Coinbase Chief Economist: The Origin and End of the Bull Market

  • In particular, today’s crypto-assets share similar risk characteristics to oil commodity prices and tech stocks. The beta value is a typical indicator to measure the systemic risk of financial assets. A beta value of zero means that the asset is not correlated with the market. A beta of 1 means that the asset moves with the market. A beta of 2 means that when the stock market goes up or down by 1%, the asset increases or decreases by 2%. Our data simulation shows that the beta coefficients of Bitcoin and Ethereum have jumped from 0 in 2019 to 1 in 2020-2021 to 2 today. They now have a very similar risk profile to more traditional assets, tech stocks.
  • As the Federal Reserve and other central banks around the world have recently started raising interest rates, long-term assets such as cryptocurrencies and tech stocks have become heavily discounted and their value has fallen rapidly. It may be useful to consider how much of the current decline is due to deteriorating macroeconomic conditions rather than a worsening outlook for cryptocurrencies specifically, especially given that 2022 has seen cryptocurrency market capitalization fall by more than 57% so far. Notably, over the same period, the S&P 500 fell 19%, and if macroeconomic conditions were the only reason for the decline, we would expect crypto assets with a beta of 2 to decline by about 38%. Therefore, we can roughly estimate that two-thirds of the recent decline in cryptocurrency prices can be attributed to macro factors, and one-third to the weakening of the cryptocurrency outlook alone. This is similar to what happened during the dot-com recession of 2000-2001, when the S&P 500 fell 29% and the Nasdaq Composite (mostly made up of tech stocks), with a beta of 1.25, fell 70% from top to bottom. %.

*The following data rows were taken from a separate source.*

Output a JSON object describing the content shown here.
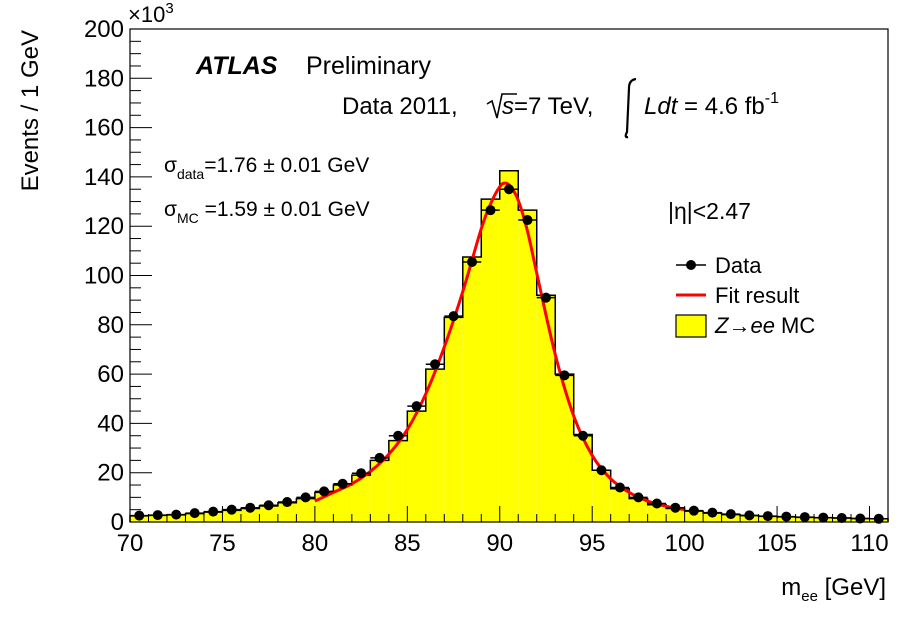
{
  "chart_data": {
    "type": "bar",
    "ylabel": "Events / 1 GeV",
    "xlabel_main": "m",
    "xlabel_sub": "ee",
    "xlabel_unit": " [GeV]",
    "y_multiplier_base": "×10",
    "y_multiplier_exp": "3",
    "xlim": [
      70,
      111
    ],
    "ylim": [
      0,
      200
    ],
    "y_unit_scale": 1000,
    "x_ticks": [
      70,
      75,
      80,
      85,
      90,
      95,
      100,
      105,
      110
    ],
    "y_ticks": [
      0,
      20,
      40,
      60,
      80,
      100,
      120,
      140,
      160,
      180,
      200
    ],
    "annotations": {
      "experiment": "ATLAS",
      "status": "Preliminary",
      "lumi_prefix": "Data 2011, ",
      "sqrt_s": "s",
      "energy": "=7 TeV, ",
      "lumi_integral": "Ldt",
      "lumi_value": " = 4.6 fb",
      "lumi_exp": "-1",
      "sigma_symbol": "σ",
      "sigma_data_sub": "data",
      "sigma_data_value": "=1.76 ± 0.01 GeV",
      "sigma_mc_sub": "MC",
      "sigma_mc_value": " =1.59 ± 0.01 GeV",
      "eta_cut": "|η|<2.47"
    },
    "legend": {
      "position": "right",
      "entries": [
        {
          "label": "Data",
          "kind": "marker"
        },
        {
          "label": "Fit result",
          "kind": "line"
        },
        {
          "label_parts": [
            "Z",
            "→",
            "ee",
            " MC"
          ],
          "kind": "fill"
        }
      ]
    },
    "colors": {
      "mc_fill": "#ffff00",
      "fit_line": "#ff0000",
      "data_marker": "#000000"
    },
    "series": [
      {
        "name": "Data",
        "kind": "points",
        "x": [
          70.5,
          71.5,
          72.5,
          73.5,
          74.5,
          75.5,
          76.5,
          77.5,
          78.5,
          79.5,
          80.5,
          81.5,
          82.5,
          83.5,
          84.5,
          85.5,
          86.5,
          87.5,
          88.5,
          89.5,
          90.5,
          91.5,
          92.5,
          93.5,
          94.5,
          95.5,
          96.5,
          97.5,
          98.5,
          99.5,
          100.5,
          101.5,
          102.5,
          103.5,
          104.5,
          105.5,
          106.5,
          107.5,
          108.5,
          109.5,
          110.5
        ],
        "y": [
          2.6,
          2.8,
          3.0,
          3.6,
          4.2,
          5.0,
          5.8,
          6.8,
          8.1,
          10.0,
          12.4,
          15.5,
          19.8,
          26.0,
          35.0,
          47.0,
          64.0,
          83.5,
          105.5,
          126.5,
          135.0,
          122.5,
          91.0,
          59.5,
          35.0,
          21.0,
          14.0,
          10.0,
          7.5,
          5.8,
          4.6,
          3.8,
          3.2,
          2.7,
          2.4,
          2.2,
          2.0,
          1.8,
          1.6,
          1.4,
          1.3
        ]
      },
      {
        "name": "Z→ee MC",
        "kind": "histogram",
        "bin_edges": [
          70,
          71,
          72,
          73,
          74,
          75,
          76,
          77,
          78,
          79,
          80,
          81,
          82,
          83,
          84,
          85,
          86,
          87,
          88,
          89,
          90,
          91,
          92,
          93,
          94,
          95,
          96,
          97,
          98,
          99,
          100,
          101,
          102,
          103,
          104,
          105,
          106,
          107,
          108,
          109,
          110,
          111
        ],
        "values": [
          2.5,
          2.7,
          2.9,
          3.4,
          4.0,
          4.7,
          5.5,
          6.5,
          7.8,
          9.5,
          12.0,
          15.0,
          19.0,
          25.0,
          33.0,
          45.0,
          62.0,
          83.0,
          107.5,
          131.0,
          142.5,
          126.5,
          92.0,
          60.0,
          35.5,
          21.0,
          13.5,
          9.5,
          7.0,
          5.5,
          4.4,
          3.6,
          3.0,
          2.6,
          2.3,
          2.1,
          1.9,
          1.7,
          1.6,
          1.4,
          1.3
        ]
      },
      {
        "name": "Fit result",
        "kind": "curve",
        "x": [
          80,
          81,
          82,
          83,
          84,
          85,
          86,
          87,
          88,
          89,
          89.5,
          90,
          90.3,
          90.6,
          91,
          91.5,
          92,
          93,
          94,
          95,
          96,
          97,
          98,
          99,
          100
        ],
        "y": [
          8.5,
          12,
          15.5,
          20.5,
          27.5,
          37.5,
          52,
          71,
          93.5,
          119,
          129,
          136,
          137.5,
          136,
          130.5,
          118,
          101,
          68,
          43,
          27,
          17.5,
          12,
          8.5,
          6.4,
          5.0
        ]
      }
    ]
  }
}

The future of the cryptocurrency market

From the perspective of market efficiency, there is not much mention of “the future direction of cryptocurrency prices”. The most important theoretical support for the market efficiency hypothesis is that any tradable asset, from stocks to bonds, commodities, and even cryptocurrencies, incorporates market expectations of the asset’s future value into its price. For example, if the market expects Tesla to sell a very large number of cars in the future, the stock price today would be high to reflect that expectation. If Tesla meets this expectation in the future, its stock price will not rise because it has factored this event into today’s price.

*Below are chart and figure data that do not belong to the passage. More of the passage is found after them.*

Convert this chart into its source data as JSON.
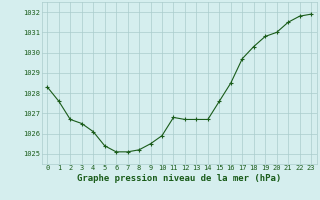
{
  "x": [
    0,
    1,
    2,
    3,
    4,
    5,
    6,
    7,
    8,
    9,
    10,
    11,
    12,
    13,
    14,
    15,
    16,
    17,
    18,
    19,
    20,
    21,
    22,
    23
  ],
  "y": [
    1028.3,
    1027.6,
    1026.7,
    1026.5,
    1026.1,
    1025.4,
    1025.1,
    1025.1,
    1025.2,
    1025.5,
    1025.9,
    1026.8,
    1026.7,
    1026.7,
    1026.7,
    1027.6,
    1028.5,
    1029.7,
    1030.3,
    1030.8,
    1031.0,
    1031.5,
    1031.8,
    1031.9
  ],
  "line_color": "#1a5c1a",
  "marker_color": "#1a5c1a",
  "bg_color": "#d5eeee",
  "grid_color": "#aacccc",
  "xlabel": "Graphe pression niveau de la mer (hPa)",
  "xlabel_color": "#1a5c1a",
  "tick_color": "#1a5c1a",
  "ylim": [
    1024.5,
    1032.5
  ],
  "yticks": [
    1025,
    1026,
    1027,
    1028,
    1029,
    1030,
    1031,
    1032
  ],
  "xticks": [
    0,
    1,
    2,
    3,
    4,
    5,
    6,
    7,
    8,
    9,
    10,
    11,
    12,
    13,
    14,
    15,
    16,
    17,
    18,
    19,
    20,
    21,
    22,
    23
  ],
  "xtick_labels": [
    "0",
    "1",
    "2",
    "3",
    "4",
    "5",
    "6",
    "7",
    "8",
    "9",
    "10",
    "11",
    "12",
    "13",
    "14",
    "15",
    "16",
    "17",
    "18",
    "19",
    "20",
    "21",
    "22",
    "23"
  ],
  "xlabel_fontsize": 6.5,
  "tick_fontsize": 5.0
}
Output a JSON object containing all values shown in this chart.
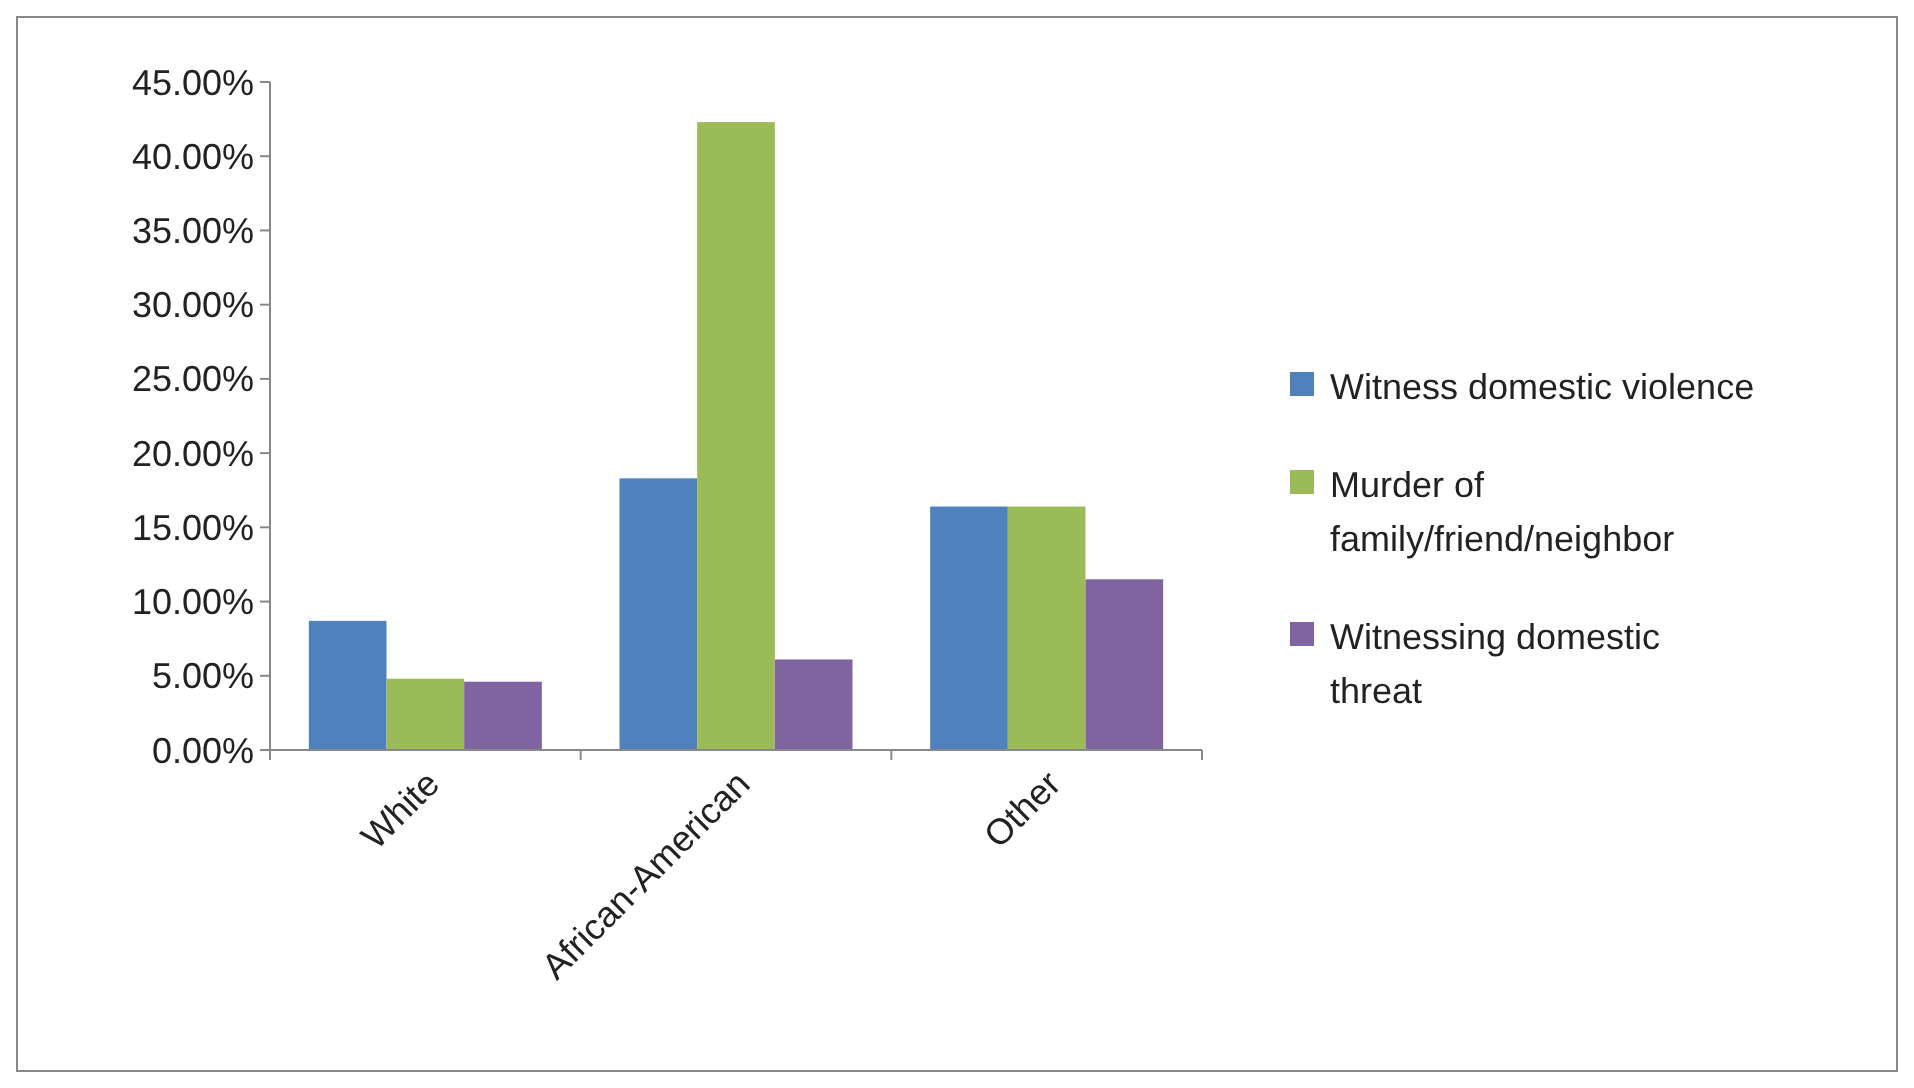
{
  "chart_data": {
    "type": "bar",
    "categories": [
      "White",
      "African-American",
      "Other"
    ],
    "series": [
      {
        "name": "Witness domestic violence",
        "color": "#4f81bd",
        "values": [
          8.7,
          18.3,
          16.4
        ]
      },
      {
        "name": "Murder of family/friend/neighbor",
        "color": "#9bbb59",
        "values": [
          4.8,
          42.3,
          16.4
        ]
      },
      {
        "name": "Witnessing domestic threat",
        "color": "#8064a2",
        "values": [
          4.6,
          6.1,
          11.5
        ]
      }
    ],
    "ylim": [
      0,
      45
    ],
    "yticks": [
      {
        "value": 0,
        "label": "0.00%"
      },
      {
        "value": 5,
        "label": "5.00%"
      },
      {
        "value": 10,
        "label": "10.00%"
      },
      {
        "value": 15,
        "label": "15.00%"
      },
      {
        "value": 20,
        "label": "20.00%"
      },
      {
        "value": 25,
        "label": "25.00%"
      },
      {
        "value": 30,
        "label": "30.00%"
      },
      {
        "value": 35,
        "label": "35.00%"
      },
      {
        "value": 40,
        "label": "40.00%"
      },
      {
        "value": 45,
        "label": "45.00%"
      }
    ],
    "grid": false,
    "legend": "right"
  }
}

Well, likewise, prices will only change when expectations about the asset’s future prospects change. Therefore, according to the market efficiency theory of the cryptocurrency market, only the outlook of the cryptocurrency industry relative to the changes already expected will bring about changes in prices.

Posted by:CoinYuppie,Reprinted with attribution to:
Coinyuppie is an open information publishing platform, all information provided is not related to the views and positions of coinyuppie, and does not constitute any investment and financial advice. Users are expected to carefully screen and prevent risks.